You can't buy an off-the-shelf GCR disk controller that does all the dirty
work for you like you can with the IBM (say, an NEC 765, or a WD 177x or 179x,
or 279x for internal data seperator versions).

	The Mac GCR approach is a low-hardware, extreme software approach,
where the disk OS software handled all the bit encode/decode that satisfies
the
magnetic requirements of media. Heck, the Apple ][ GCR scheme made the Apple ][
disk
drive inexpensive and probably was a key factor in Apple ever going anywhere.

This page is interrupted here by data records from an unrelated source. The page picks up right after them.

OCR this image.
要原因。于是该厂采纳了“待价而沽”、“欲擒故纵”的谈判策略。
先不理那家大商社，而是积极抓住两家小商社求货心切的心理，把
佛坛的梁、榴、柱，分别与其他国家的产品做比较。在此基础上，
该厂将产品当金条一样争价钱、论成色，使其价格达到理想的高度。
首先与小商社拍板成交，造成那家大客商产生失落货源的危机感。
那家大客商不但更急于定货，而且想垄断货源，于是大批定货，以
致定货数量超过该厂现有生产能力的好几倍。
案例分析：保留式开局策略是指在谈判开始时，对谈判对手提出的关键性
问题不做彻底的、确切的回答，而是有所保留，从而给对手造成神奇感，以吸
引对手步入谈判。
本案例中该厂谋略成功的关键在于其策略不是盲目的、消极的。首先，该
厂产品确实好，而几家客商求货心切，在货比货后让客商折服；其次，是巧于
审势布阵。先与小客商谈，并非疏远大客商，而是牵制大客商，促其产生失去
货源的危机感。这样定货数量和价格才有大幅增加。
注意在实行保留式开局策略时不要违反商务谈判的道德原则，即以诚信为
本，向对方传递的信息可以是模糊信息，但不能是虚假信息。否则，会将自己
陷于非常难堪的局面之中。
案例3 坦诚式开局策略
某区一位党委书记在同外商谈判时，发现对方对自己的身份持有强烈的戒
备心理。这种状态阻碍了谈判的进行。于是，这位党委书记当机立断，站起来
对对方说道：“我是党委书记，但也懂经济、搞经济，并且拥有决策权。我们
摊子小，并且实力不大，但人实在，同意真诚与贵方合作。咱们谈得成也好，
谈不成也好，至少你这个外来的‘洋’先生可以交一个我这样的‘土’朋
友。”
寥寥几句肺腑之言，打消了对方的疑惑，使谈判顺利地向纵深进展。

	The Mac GCR disks also seperate the disk into five speed zones. If
you understand hex, they're at the $x0 division (e.g., tracks 0-f are one
speed,
$10-1f are another speed, etc). There are also varying number of sectors per
track, a particularly strange CRC schemes to validate sector data, and
I think I can describe formatting the disks (repeatedly laying down the track
until the gaps match, and until you don't blow away the first sector by
writing the last one) as a "nightmare".

	Doing all this on a constant-speed drive is no joke at all. Central
Point has done it with their IBM board, and we do it with Spectre GCR, reading
and writing Mac disks with constant-speed drives. Given that the Mac disks are
written at close to 600 RPM on some tracks, and 300 RPM on others, you can
imagine how much fun this is; I'm looking into Minoxodil to regrow my hair
after
doing these assembly routines ...

	Also, some drives (notably the NEC 1035,1036,1037) have an LC filter
which literally filters out the Mac data, interpreting it as noise. (I *think*
it is intended as part of a notch filter to only let valid data through).
Anyway, Mac data is at a different speed. This causes innermost tracks,
$40-$4f, to go blooie a lot of the time.

	Naturally, if you get a mechanism that self-adjusts its speed to the
Mac standards, you can avoid some of the hassles and read/write at a constant
rate. I don't know how to do that -- call sony? You got me.

	I also don't yet know the exact details of the Apple higher density
format... did they go MFM or GCR for their 1.44 meg ("FDHD") drives? If anyone
can email this info that knows for sure, I would be very grateful.

	At the point where you get sector I/O working, you then have to
contend with HFS, the file system from hell. Pardon me for my opinion, but
even working with MS-DOS at the FAT level and trying to figure out what
sectors comprise a file is tricky; HFS is a complete bitch for me to work out,
with its B*-trees, and allocation schemes apparently written after listening
to "White Rabbit". (Not that it doesn't work, it does. It just drives me up
a wall).

	I think anyone who has slogged through all this work and gotten something
working at *least* deserves an award for effort. 

	Seems like I spoke to the Mac-drive-for-NeXT people at MacWorld as
well; it's a natural to include in some sort of Mac emulator for the NeXT,
which is definitely a do-able project. Whether or not it will be done probably
depends on the perceived interest in it. 

	Sorry for the long windedness.

	-- thanks, Dave / Gadgets by Small

[I'm not clever enough to dream up a witty saying after my signature.]